Mau Ngeluh, Tapi Kok....

Akhir-akhir ini, sering kepikiran sama apa yang ada di judul. Mau ngeluh aja banyak banget pertimbangannya. Padahal, ngeluh itu manusiawi, biasa. Mau ngeluh, tapi nanti dijudge orang. Mau ngeluh, tapi malu ah, masih banyak yang bebannya lebih berat. Mau ngeluh, tapi nanti enggak ada yang peduli juga. Mau ngeluh, tapi nanti enggak ditanggepin. Terus, sampe tapi-tapi lainnya. Makin ke sini kita cenderung lebih peduli sama respons orang daripada sama perasaan sendiri. Padahal, ngeluh itu ya boleh. Mau update di sosial media isinya ngeluh 24/7 juga silakan. Yang perlu diinget itu, ngeluh bukan buat cari perhatian atau tanggepan orang lain. Menurut gue, ngeluh itu lebih ke ngelepas beban dari diri sendiri aja. Bukan untuk ditanggepin orang. Kita boleh ngeluh, tapi mereka yang baca atau dengerin keluhan kita juga boleh enggak peduli dan enggak nanggepin. *** These past days was so hard, but i know i'll make it. I hope i'll doing just fine. I hope you guys doing just fine, too.

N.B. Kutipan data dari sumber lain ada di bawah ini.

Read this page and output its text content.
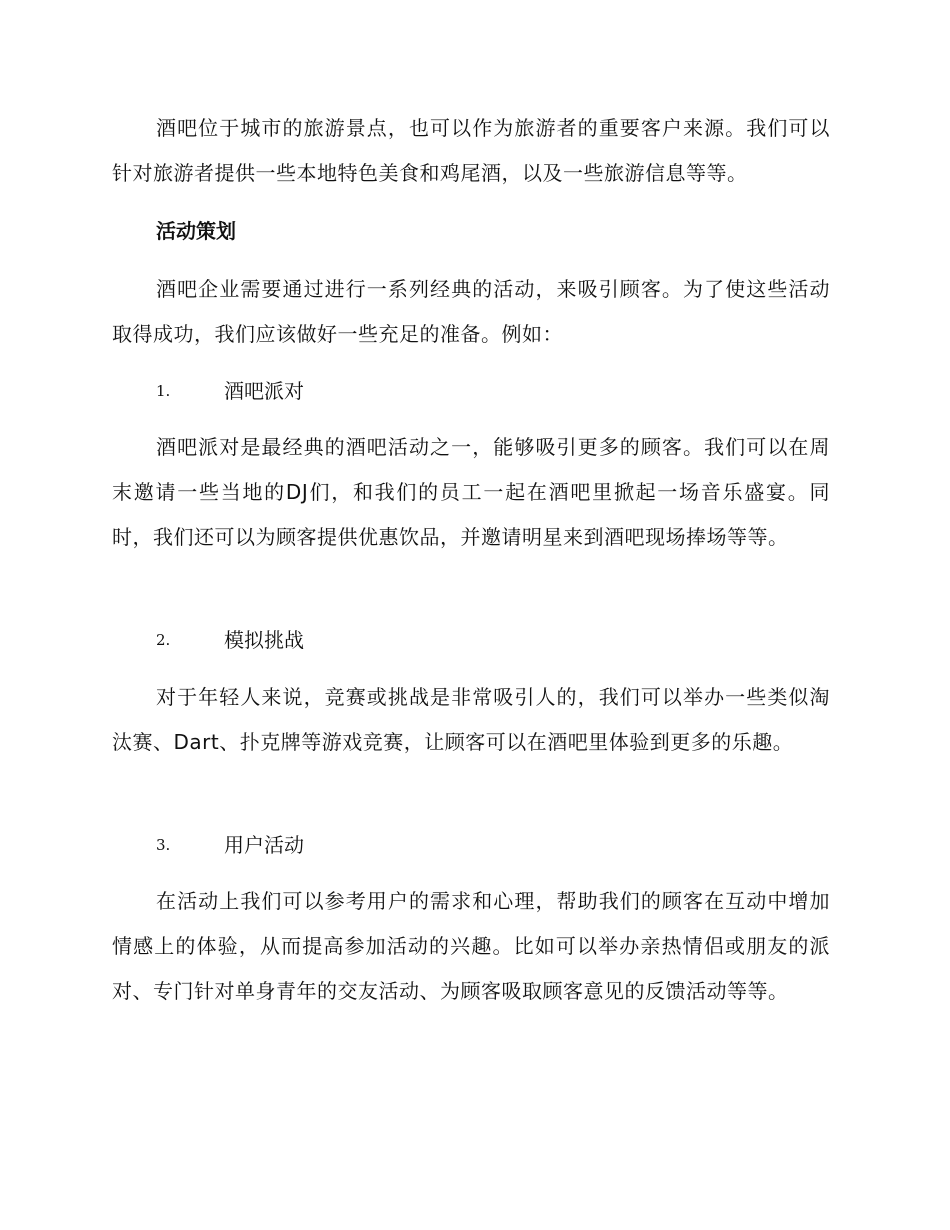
酒吧位于城市的旅游景点，也可以作为旅游者的重要客户来源。我们可以针对旅游者提供一些本地特色美食和鸡尾酒，以及一些旅游信息等等。

活动策划

酒吧企业需要通过进行一系列经典的活动，来吸引顾客。为了使这些活动取得成功，我们应该做好一些充足的准备。例如：

1.	酒吧派对

酒吧派对是最经典的酒吧活动之一，能够吸引更多的顾客。我们可以在周末邀请一些当地的DJ们，和我们的员工一起在酒吧里掀起一场音乐盛宴。同时，我们还可以为顾客提供优惠饮品，并邀请明星来到酒吧现场捧场等等。

2.	模拟挑战

对于年轻人来说，竞赛或挑战是非常吸引人的，我们可以举办一些类似淘汰赛、Dart、扑克牌等游戏竞赛，让顾客可以在酒吧里体验到更多的乐趣。

3.	用户活动

在活动上我们可以参考用户的需求和心理，帮助我们的顾客在互动中增加情感上的体验，从而提高参加活动的兴趣。比如可以举办亲热情侣或朋友的派对、专门针对单身青年的交友活动、为顾客吸取顾客意见的反馈活动等等。
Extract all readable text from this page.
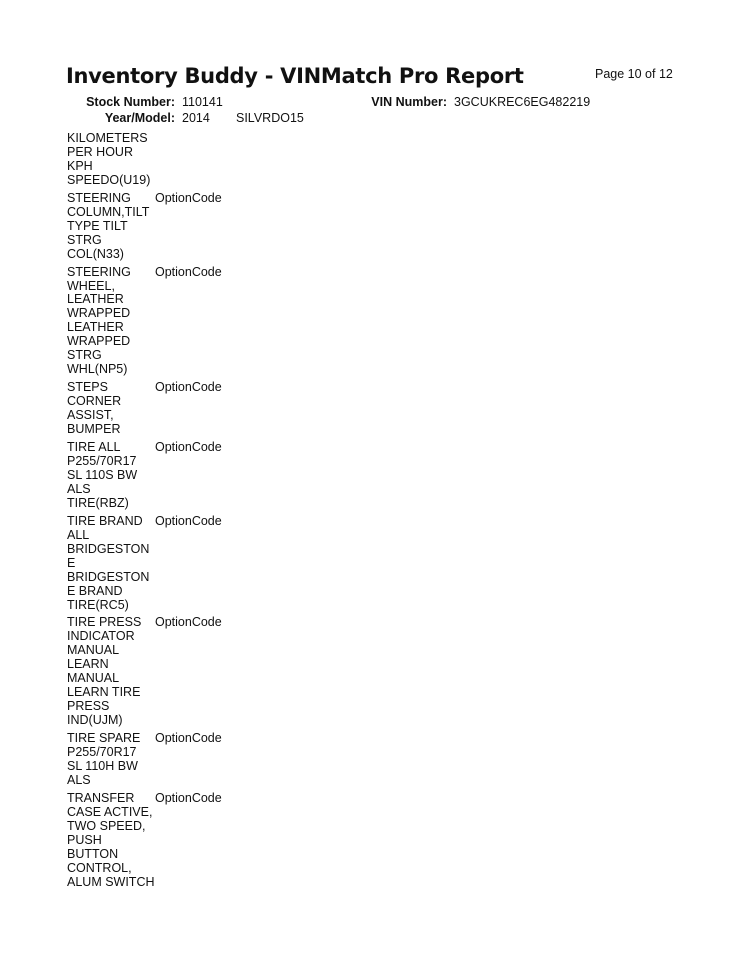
Inventory Buddy - VINMatch Pro Report	Page 10 of 12
Stock Number: 110141	VIN Number: 3GCUKREC6EG482219
Year/Model: 2014 SILVRDO15
KILOMETERS
PER HOUR
KPH
SPEEDO(U19)
STEERING
COLUMN,TILT
TYPE TILT
STRG
COL(N33)
OptionCode
STEERING
WHEEL,
LEATHER
WRAPPED
LEATHER
WRAPPED
STRG
WHL(NP5)
OptionCode
STEPS
CORNER
ASSIST,
BUMPER
OptionCode
TIRE ALL
P255/70R17
SL 110S BW
ALS
TIRE(RBZ)
OptionCode
TIRE BRAND
ALL
BRIDGESTON
E
BRIDGESTON
E BRAND
TIRE(RC5)
OptionCode
TIRE PRESS
INDICATOR
MANUAL
LEARN
MANUAL
LEARN TIRE
PRESS
IND(UJM)
OptionCode
TIRE SPARE
P255/70R17
SL 110H BW
ALS
OptionCode
TRANSFER
CASE ACTIVE,
TWO SPEED,
PUSH
BUTTON
CONTROL,
ALUM SWITCH
OptionCode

I'm with You in Every Steps You Take

Setelah berhasil menyelesaikan satu permainan, dia memutuskan untuk memulai permainan baru. "Kayaknya ini lebih seru." "Keliatannya menantang." "It's gonna be exciting!" pikirnya. Baru di level pertama, dia mulai rindu permainan lamanya. "Yang lama lebih seru." "Yang lama lebih banyak orang." "Yang lama enggak sesusah ini." dan kalimat-kalimat sejenis sering kali keluar dari mulutnya. Tapi, mau apa? Permainannya sudah telanjur di- download.  There's no way out or turning back. Let's just finish this just like what you did in your previous game. Relax, i'm with you in every steps you take.

Pesan dari Seorang Teman

"Kalo gabut mah chat gue aja, kali." "Gimana, gimana? Cerita dong!" " Are you ok ?" "Lo kangen gue, ya?" Ting! Tanda pesan masuk. Perempuan itu menatap layar telepon genggamnya, membaca pesan, dan meninggalkannya tak berbalas. "Ah, basa-basi lagi," gumamnya. Layar telepon genggamnya masih menyala, menampilkan pesan dengan satu kata, kangen.

Sepi, Sunyi, Tidak Sendiri

"Enggak capek ngoceh terus? Kayaknya hidup kamu seneng terus, ya." "Apa aja yang keluar dari mulutmu selalu lucu, kenapa enggak jadi komedian aja?" Begitu, kata mereka. Mereka mana tahu kalau saat malam habis, air matanya pun habis. Mereka tidak perlu tahu bagaimana tersiksanya anak itu setiap malam tiba. Baginya, malam bisa jadi kejam. Anak itu tidak pernah menolak mendengarkan permasalahan orang lain. Lupa kalau dirinya sendiri pun sudah cukup bermasalah. Padahal, dalam hatinya pun, ia ingin bercerita sampai berderai air mata. Tapi tidak bisa, tidak ada lagi yang peduli dengan dunianya. Sebenarnya, dia juga tidak peduli dengan kehidupannya sendiri. Sudah sejak lama, kehidupannya berubah sepi. Dia sudah terbiasa dengan yang namanya sunyi. Sepi dan sunyi. Dua hal itu sudah akrab menggerogoti dirinya. Perlahan-lahan. Sedikit demi sedikit. Sampai tidak ada lagi yang dapat digerogoti karena dia sudah mati.